- Origin: New York City, U.S.
- Genres: Indie rock
- Years active: 1986–1990, 2019–present
- Labels: Simple Machines; Bear; Semaphore; Ernest Jenning Record Co.;
- Members: Richard Baluyut Ian James Edward Baluyut Andrew Bordwin
- Past members: Yosh Najita Robert Hale Fontaine Toups

= Flower (American band) =

American indie rock band

Flower is a New York City indie rock band formed by guitarist Richard Baluyut (later of Versus and Whysall Lane), singer and bassist Ian James (later of Cell and French), drummer Rob Hale (also later of Versus), and keyboardist Yosh Najita (formerly of synth band Groan Box).
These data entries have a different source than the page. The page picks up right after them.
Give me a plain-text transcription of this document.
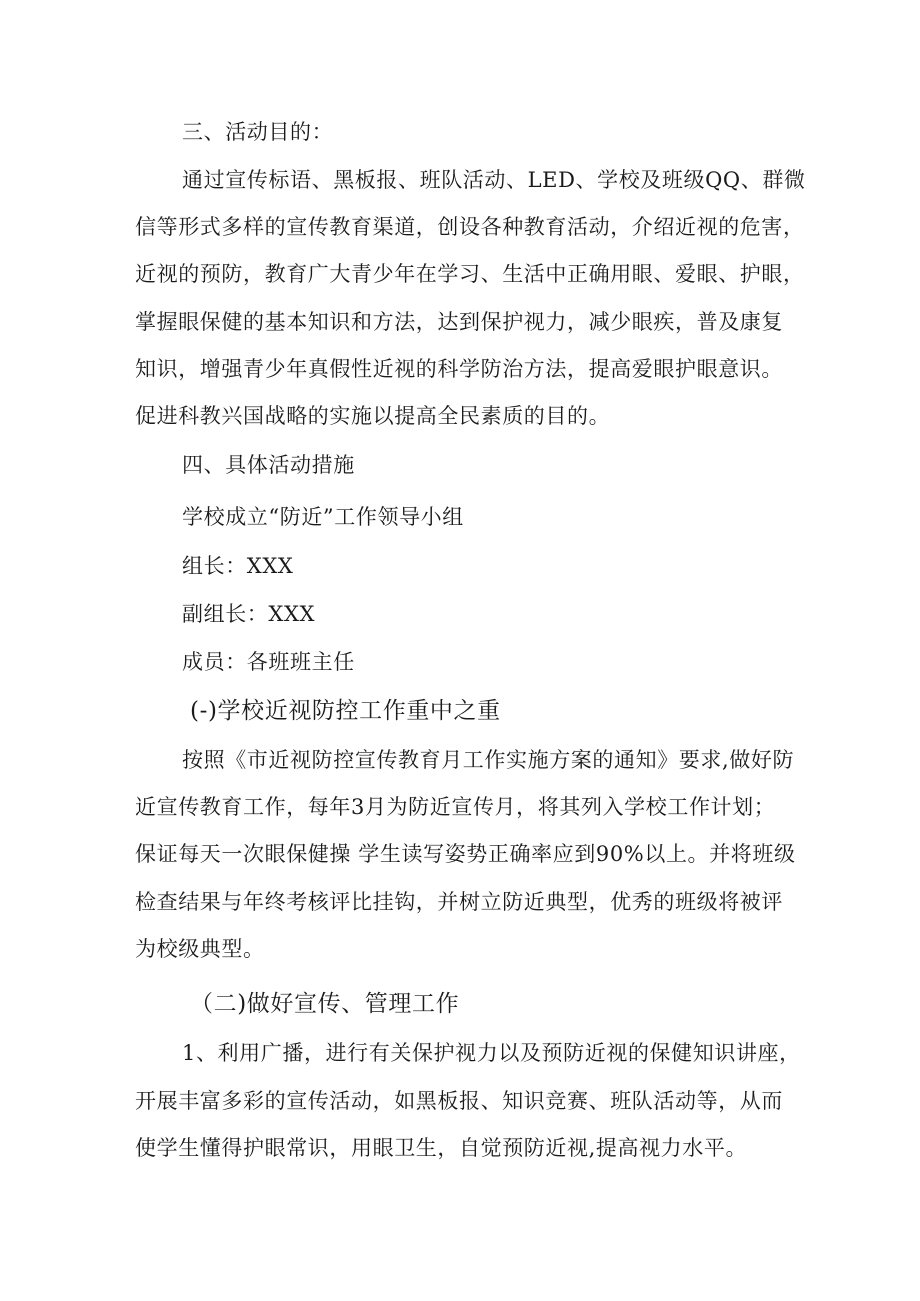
三、活动目的：
通过宣传标语、黑板报、班队活动、LED、学校及班级QQ、群微
信等形式多样的宣传教育渠道，创设各种教育活动，介绍近视的危害，
近视的预防，教育广大青少年在学习、生活中正确用眼、爱眼、护眼，
掌握眼保健的基本知识和方法，达到保护视力，减少眼疾，普及康复
知识，增强青少年真假性近视的科学防治方法，提高爱眼护眼意识。
促进科教兴国战略的实施以提高全民素质的目的。
四、具体活动措施
学校成立“防近”工作领导小组
组长：XXX
副组长：XXX
成员：各班班主任
(-)学校近视防控工作重中之重
按照《市近视防控宣传教育月工作实施方案的通知》要求,做好防
近宣传教育工作，每年3月为防近宣传月，将其列入学校工作计划；
保证每天一次眼保健操 学生读写姿势正确率应到90%以上。并将班级
检查结果与年终考核评比挂钩，并树立防近典型，优秀的班级将被评
为校级典型。
（二)做好宣传、管理工作
1、利用广播，进行有关保护视力以及预防近视的保健知识讲座，
开展丰富多彩的宣传活动，如黑板报、知识竞赛、班队活动等，从而
使学生懂得护眼常识，用眼卫生，自觉预防近视,提高视力水平。
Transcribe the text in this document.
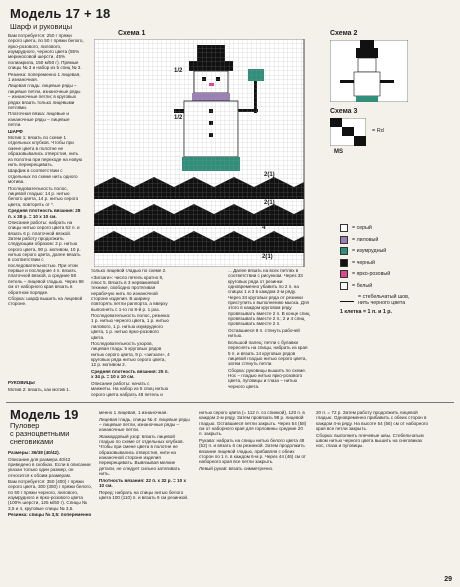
Модель 17 + 18
Шарф и руковицы

Вам потребуется: 250 г пряжи серого цвета, по 50 г пряжи белого, ярко-розового, лилового, изумрудного, черного цвета (55% мериносовой шерсти, 45% полиакрила, 150 м/50 г). Прямые спицы № 3 и набор из 5 спиц № 3.

Резинка: попеременно 1 лицевая, 1 изнаночная.

Лицевая гладь: лицевые ряды – лицевые петли, изнаночные ряды – изнаночные петли; в круговых рядах вязать только лицевыми петлями.

Платочная вязка: лицевые и изнаночные ряды – лицевые петли.

ШАРФ

Мотив 1: вязать по схеме 1 отдельных клубков. Чтобы при смене цвета в полотне не образовывались отверстия, нить из полотна при переходе на новую нить перекрещивать.

Шарфик в соответствии с отдельных по схеме нить одного мотива.

Последовательность полос, лицевой гладью: 14 р. нитью белого цвета, 14 р. нитью серого цвета, повторять от *.

Средняя плотность вязания: 28 п. x 38 р. = 10 x 10 см.

Описание работы: набрать на спицы нитью серого цвета 62 п. и вязать 6 р. платочной вязкой. Затем работу продолжить следующим образом: 2 р. нитью серого цвета, 90 р. мотивом, 10 р. нитью серого цвета, далее вязать в соответствии с последовательностью. При этом первые и последние 4 п. вязать платочной вязкой, а средние 58 петель – лицевой гладью. Через 98 см от наборного края вязать в обратном порядке.

Сборка: шарф вышить на лицевой стороне.

РУКОВИЦЫ

Мотив 2: вязать, как мотив 1.

только лицевой гладью по схеме 2.

«Зигзаги»: число петель кратно 8, плюс 5. Вязать в 3 нервакиевой технике, свободно протягивая нерабочую нить по изнаночной стороне изделия. В ширину повторять петли раппорта, а вверху выполнять с 1-го по 8-й р. 1 раз.

Последовательность полос, резинка: 1 р. нитью черного цвета, 1 р. нитью лилового, 1 р. нитью изумрудного цвета, 1 р. нитью ярко-розового цвета.

Последовательность узоров, лицевая гладь: 5 круговых рядов нитью серого цвета, 9 р. «зигзаги», 4 круговых ряда нитью серого цвета, 12 р. мотивом 2.

Средняя плотность вязания: 25 п. x 34 р. = 10 x 10 см.

Описание работы: начать с манжеты. На набор из 5 спиц нитью серого цвета набрать 48 петель и

... Далее вязать на всех петлях в соответствии с рисунком. Через 33 круговых ряда от резинки одновременно убавить по 2 п. на спицах 1 и 3 в каждом 2-м ряду. Через 34 круговых ряда от резинки приступить к выполнению мыска. Для этого в каждом круговом ряду провязывать вместе 2 п. В конце спиц провязывать вместе 2 п.; 2 и 4 спиц провязывать вместе 2 п.

Оставшиеся 8 п. стянуть рабочей нитью.

Большой палец: петли с булавки переснять на спицы, набрать из края 5 п. и вязать 14 круговых рядов лицевой гладью нитью серого цвета, затем стянуть петли.

Сборка: руковицы вышить по схеме. Нос – гладью нитью ярко-розового цвета, пуговицы и глаза – нитью черного цвета.

Схема 1	Схема 2
Схема 3
1/2
1/2
2(1)
2(1)
4
2(1)
MS
= Rd
= серый
= лиловый
= изумрудный
= черный
= ярко-розовый
= белый
= стебельчатый шов,
нить черного цвета
1 клетка = 1 п. и 1 р.
Модель 19
Пуловер
с разноцветными
снеговиками

Размеры: 36/38 (40/42).

Описание для размера 40/42 приведено в скобках. Если в описании указан только один размер, он относится к обоим размерам.

Вам потребуется: 350 (400) г пряжи серого цвета, 300 (350) г пряжи белого, по 50 г пряжи черного, лилового, изумрудного и ярко-розового цвета (100% шерсти, 125 м/50 г). Спицы № 3,5 и 4, круговые спицы № 3,5.

Резинка: спицы № 3,5: попеременно

менно 1 лицевая, 1 изнаночная.

Лицевая гладь, спицы № 4: лицевые ряды – лицевые петли, изнаночные ряды – изнаночные петли.

Жаккардовый узор: вязать лицевой гладью по схеме от отдельных клубков. Чтобы при смене цвета в полотне не образовывались отверстия, нити на изнаночной стороне изделия перекрещивать. Вывязывая мелкие детали, не следует сильно затягивать нить.

Плотность вязания: 22 п. x 32 р. = 10 x 10 см.

Перед: набрать на спицы нитью белого цвета 100 (110) п. и вязать 6 см резинкой.

нитью серого цвета (= 112 п. со спинкой), 120 п. в каждом 2-м ряду. Затем провязать 98 р. лицевой гладью. Оставшиеся петли закрыть. Через 54 (58) см от наборного края для горловины средние 20 п. закрыть.

Рукава: набрать на спицы нитью белого цвета 48 (52) п. и вязать 6 см резинкой. Затем продолжить вязание лицевой гладью, прибавляя с обеих сторон по 1 п. в каждом 6-м р. Через 44 (46) см от наборного края все петли закрыть.

Левый рукав: вязать симметрично.

20 п. = 72 р. Затем работу продолжить лицевой гладью. Одновременно прибавить с обеих сторон в каждом 4-м ряду. На высоте 54 (56) см от наборного края все петли закрыть.

Сборка: выполнить плечевые швы. Стебельчатым швом нитью черного цвета вышить на снеговиках нос, глаза и пуговицы.

29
Flower was originally active from 1986 to 1990. As of 2018, Flower had reunited for at least one show with Caithlin De Marrais of Rainer Maria and Pohgoh.

After recording the Crash EP with Kramer at Noise New York studios, Najita and Hale were replaced by Richard's brother Edward Baluyut (also later of Versus) on guitar and Andrew Bordwin on drums, and Richard began sharing lead vocal duties.

Their final album Hologram Sky was not released domestically in the US, and Ian James was briefly replaced by Fontaine Toups before the band dissolved in 1990. Following the renewed interest in the band generated by the success of Toups and the Baluyuts in Versus, high-profile indie label Simple Machines compiled all the band's recordings (except Crash) into Concrete Sky in 1994, and the group reunited for some promotional shows.

In 2019, the group reunited, recorded their first new album in 29 years (with Ernest Jenning Record Co.), and toured the west coast opening for Sebadoh.

In 2020, the group recorded None Is (But Once Was) (again with Ernest Jenning Record Co.), which was published on July 24.

==Discography==
- Crash 12-inch EP (1986 on B Records)
- Concrete LP (1988 on Bear Label)
- Hologram Sky LP and CD (1990 on Bear Label thru Semaphore in Germany)
- Concrete Sky CD, a compilation of Flower's recorded works. (1994 on Bear and Simple Machines); reissued as name-your-price Digital album on Bandcamp
- Names b/w Talk Flexi Disc (2019 Ernest Jenning Record Co.)
- None Is (But Once Was) LP (2020 Ernest Jenning Record Co.)